Question

(A) What is de Broglie hypothesis?
(B) Write the formula for de Broglie wavelength.
(C) Calculate de Broglie wavelength associated with an electron accelerated by a potential difference of $100\,volts$.
Given the mass of the electron = $9.1 \times {10^{ - 31}}kg$, $h = 6.634 \times {10^{ - 34}}Js$, $1\,eV = 1.6 \times {10^{ - 19}}J$

Answer 1

Hint De Broglie's hypothesis related the wavelength of a particle to its momentum. In quantum mechanics, as we zoom into the subatomic level, matter doesn’t always necessarily exhibit the particle behavior as we expect. It also behaves as a wave at the microscopic level.
Formulas used: For de Broglie wavelength $\lambda = \dfrac{h}{p}$ and momentum $p = \sqrt {2meV}$

Complete Step by step solution
The de Broglie hypothesis proposes that all matter exists in a dual state of waves and particles exhibiting wave-like properties. It relates the observed wavelength of a particle to its momentum.
The de Broglie wavelength $\lambda$ of a particle is associated with its momentum $p$, as per the formula $\lambda = \dfrac{h}{p}$, where $h$ is the Planck constant.
The momentum $p$ in the above formula is given by $p = \sqrt {2meV}$, where $m$ is the mass of the electron, $e$ is the charge of an electron, and $V$ is the potential difference through which the electron has been accelerated.
We calculate the de Broglie wavelength of an electron been accelerated by a potential difference of $100\,volts$ using the formula $\lambda = \dfrac{h}{p}$, and substituting the momentum $p = \sqrt {2meV}$.
Thus we get $\lambda = \dfrac{h}{{\sqrt {2meV} }}$
Substituting the values of $h$ ,$m$ and $e$ we get
$\lambda = \dfrac{{6.634 \times {{10}^{ - 34}}Js}}{{\sqrt {2 \times 9.1 \times {{10}^{ - 31}}kg \times 1.6 \times {{10}^{ - 19}}C \times 100\,V} }}$
Upon further solving we get,
$\lambda = \dfrac{{6.634 \times {{10}^{ - 10}}}}{{\sqrt {2 \times 9.1 \times 1.6} }}m$
$\Rightarrow \lambda = \dfrac{{6.634 \times {{10}^{ - 10}}}}{{5.396}}m = 1.229 \times {10^{ - 10}}\,m$

Hence the required answer is $1.23 \times {10^{ - 10}}\,m$.

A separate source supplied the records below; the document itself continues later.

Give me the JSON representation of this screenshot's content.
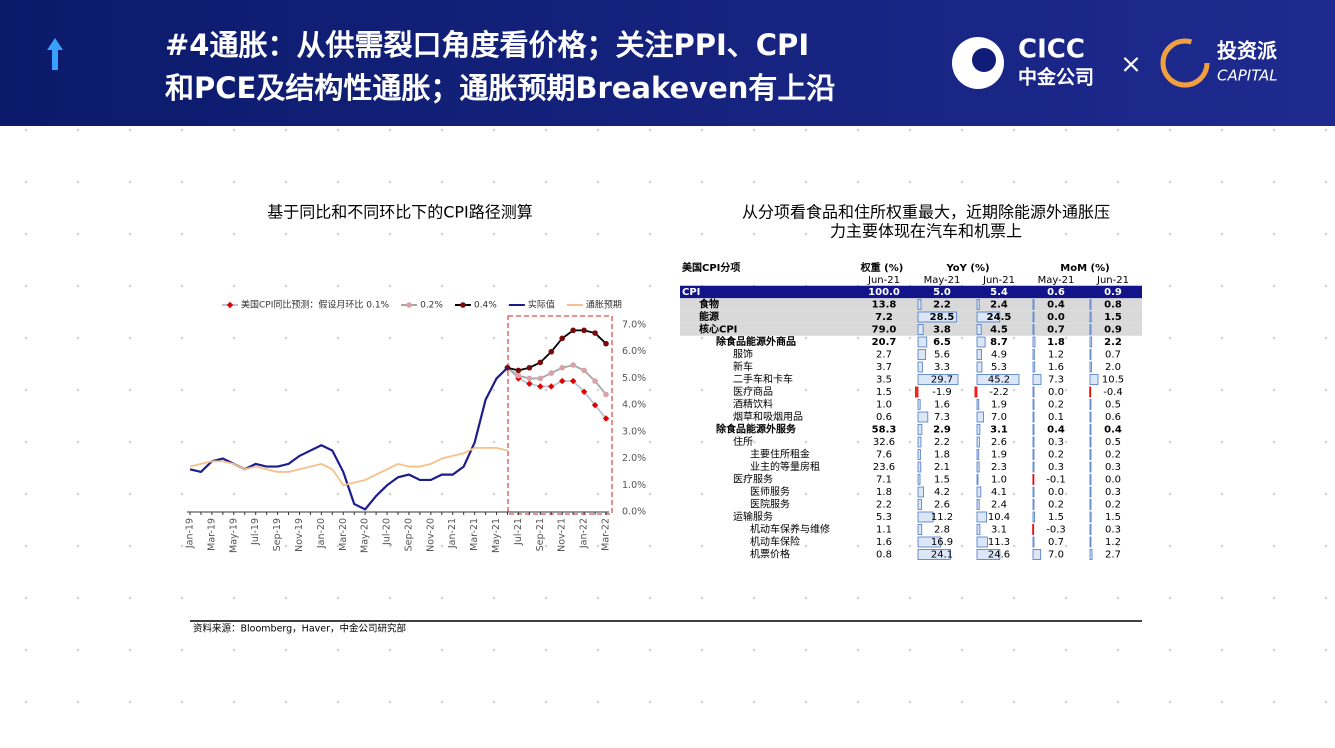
{
  "header": {
    "title_lines": [
      "#4通胀：从供需裂口角度看价格；关注PPI、CPI",
      "和PCE及结构性通胀；通胀预期Breakeven有上沿"
    ],
    "logo_cicc": "CICC",
    "logo_cicc_cn": "中金公司",
    "logo_times": "×",
    "logo_capital_cn": "投资派",
    "logo_capital": "CAPITAL"
  },
  "chart_data": {
    "type": "line",
    "title": "基于同比和不同环比下的CPI路径测算",
    "categories": [
      "Jan-19",
      null,
      "Mar-19",
      null,
      "May-19",
      null,
      "Jul-19",
      null,
      "Sep-19",
      null,
      "Nov-19",
      null,
      "Jan-20",
      null,
      "Mar-20",
      null,
      "May-20",
      null,
      "Jul-20",
      null,
      "Sep-20",
      null,
      "Nov-20",
      null,
      "Jan-21",
      null,
      "Mar-21",
      null,
      "May-21",
      null,
      "Jul-21",
      null,
      "Sep-21",
      null,
      "Nov-21",
      null,
      "Jan-22",
      null,
      "Mar-22"
    ],
    "ylim": [
      0,
      7
    ],
    "yticks": [
      {
        "value": 0,
        "label": "0.0%"
      },
      {
        "value": 1,
        "label": "1.0%"
      },
      {
        "value": 2,
        "label": "2.0%"
      },
      {
        "value": 3,
        "label": "3.0%"
      },
      {
        "value": 4,
        "label": "4.0%"
      },
      {
        "value": 5,
        "label": "5.0%"
      },
      {
        "value": 6,
        "label": "6.0%"
      },
      {
        "value": 7,
        "label": "7.0%"
      }
    ],
    "series": [
      {
        "name": "美国CPI同比预测：假设月环比 0.1%",
        "color": "#b8c4d8",
        "marker_color": "#e00000",
        "marker": "diamond",
        "values": [
          null,
          null,
          null,
          null,
          null,
          null,
          null,
          null,
          null,
          null,
          null,
          null,
          null,
          null,
          null,
          null,
          null,
          null,
          null,
          null,
          null,
          null,
          null,
          null,
          null,
          null,
          null,
          null,
          null,
          5.4,
          5.0,
          4.8,
          4.7,
          4.7,
          4.9,
          4.9,
          4.5,
          4.0,
          3.5
        ]
      },
      {
        "name": "0.2%",
        "color": "#a6a6a6",
        "marker_color": "#dca0a8",
        "marker": "circle",
        "values": [
          null,
          null,
          null,
          null,
          null,
          null,
          null,
          null,
          null,
          null,
          null,
          null,
          null,
          null,
          null,
          null,
          null,
          null,
          null,
          null,
          null,
          null,
          null,
          null,
          null,
          null,
          null,
          null,
          null,
          5.4,
          5.1,
          5.0,
          5.0,
          5.2,
          5.4,
          5.5,
          5.3,
          4.9,
          4.4
        ]
      },
      {
        "name": "0.4%",
        "color": "#000000",
        "marker_color": "#7a0a0a",
        "marker": "circle",
        "values": [
          null,
          null,
          null,
          null,
          null,
          null,
          null,
          null,
          null,
          null,
          null,
          null,
          null,
          null,
          null,
          null,
          null,
          null,
          null,
          null,
          null,
          null,
          null,
          null,
          null,
          null,
          null,
          null,
          null,
          5.4,
          5.3,
          5.4,
          5.6,
          6.0,
          6.5,
          6.8,
          6.8,
          6.7,
          6.3
        ]
      },
      {
        "name": "实际值",
        "color": "#1c1c8c",
        "values": [
          1.6,
          1.5,
          1.9,
          2.0,
          1.8,
          1.6,
          1.8,
          1.7,
          1.7,
          1.8,
          2.1,
          2.3,
          2.5,
          2.3,
          1.5,
          0.3,
          0.1,
          0.6,
          1.0,
          1.3,
          1.4,
          1.2,
          1.2,
          1.4,
          1.4,
          1.7,
          2.6,
          4.2,
          5.0,
          5.4,
          null,
          null,
          null,
          null,
          null,
          null,
          null,
          null,
          null
        ]
      },
      {
        "name": "通胀预期",
        "color": "#f5c08a",
        "values": [
          1.7,
          1.8,
          1.9,
          1.9,
          1.8,
          1.6,
          1.7,
          1.6,
          1.5,
          1.5,
          1.6,
          1.7,
          1.8,
          1.6,
          1.0,
          1.1,
          1.2,
          1.4,
          1.6,
          1.8,
          1.7,
          1.7,
          1.8,
          2.0,
          2.1,
          2.2,
          2.4,
          2.4,
          2.4,
          2.3,
          null,
          null,
          null,
          null,
          null,
          null,
          null,
          null,
          null
        ]
      }
    ]
  },
  "table": {
    "title_lines": [
      "从分项看食品和住所权重最大，近期除能源外通胀压",
      "力主要体现在汽车和机票上"
    ],
    "headers": [
      "美国CPI分项",
      "权重 (%)",
      "YoY (%)",
      "MoM (%)"
    ],
    "subheaders": [
      "Jun-21",
      "May-21",
      "Jun-21",
      "May-21",
      "Jun-21"
    ],
    "rows": [
      [
        "CPI",
        "100.0",
        "5.0",
        "5.4",
        "0.6",
        "0.9"
      ],
      [
        "食物",
        "13.8",
        "2.2",
        "2.4",
        "0.4",
        "0.8"
      ],
      [
        "能源",
        "7.2",
        "28.5",
        "24.5",
        "0.0",
        "1.5"
      ],
      [
        "核心CPI",
        "79.0",
        "3.8",
        "4.5",
        "0.7",
        "0.9"
      ],
      [
        "除食品能源外商品",
        "20.7",
        "6.5",
        "8.7",
        "1.8",
        "2.2"
      ],
      [
        "服饰",
        "2.7",
        "5.6",
        "4.9",
        "1.2",
        "0.7"
      ],
      [
        "新车",
        "3.7",
        "3.3",
        "5.3",
        "1.6",
        "2.0"
      ],
      [
        "二手车和卡车",
        "3.5",
        "29.7",
        "45.2",
        "7.3",
        "10.5"
      ],
      [
        "医疗商品",
        "1.5",
        "-1.9",
        "-2.2",
        "0.0",
        "-0.4"
      ],
      [
        "酒精饮料",
        "1.0",
        "1.6",
        "1.9",
        "0.2",
        "0.5"
      ],
      [
        "烟草和吸烟用品",
        "0.6",
        "7.3",
        "7.0",
        "0.1",
        "0.6"
      ],
      [
        "除食品能源外服务",
        "58.3",
        "2.9",
        "3.1",
        "0.4",
        "0.4"
      ],
      [
        "住所",
        "32.6",
        "2.2",
        "2.6",
        "0.3",
        "0.5"
      ],
      [
        "主要住所租金",
        "7.6",
        "1.8",
        "1.9",
        "0.2",
        "0.2"
      ],
      [
        "业主的等量房租",
        "23.6",
        "2.1",
        "2.3",
        "0.3",
        "0.3"
      ],
      [
        "医疗服务",
        "7.1",
        "1.5",
        "1.0",
        "-0.1",
        "0.0"
      ],
      [
        "医师服务",
        "1.8",
        "4.2",
        "4.1",
        "0.0",
        "0.3"
      ],
      [
        "医院服务",
        "2.2",
        "2.6",
        "2.4",
        "0.2",
        "0.2"
      ],
      [
        "运输服务",
        "5.3",
        "11.2",
        "10.4",
        "1.5",
        "1.5"
      ],
      [
        "机动车保养与维修",
        "1.1",
        "2.8",
        "3.1",
        "-0.3",
        "0.3"
      ],
      [
        "机动车保险",
        "1.6",
        "16.9",
        "11.3",
        "0.7",
        "1.2"
      ],
      [
        "机票价格",
        "0.8",
        "24.1",
        "24.6",
        "7.0",
        "2.7"
      ]
    ]
  },
  "source": "资料来源：Bloomberg，Haver，中金公司研究部"
}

Note The mass of the electron used in this formula is the rest mass of the particle and we generally use the rest mass in such equations unless specified. Also, the charge of the electron has been replaced in the formula with $1\,eV$, as an electron volt is the amount of energy gained by an electron when it is accelerated in a potential difference of $1\,Volt$ (numerical values of both being the same).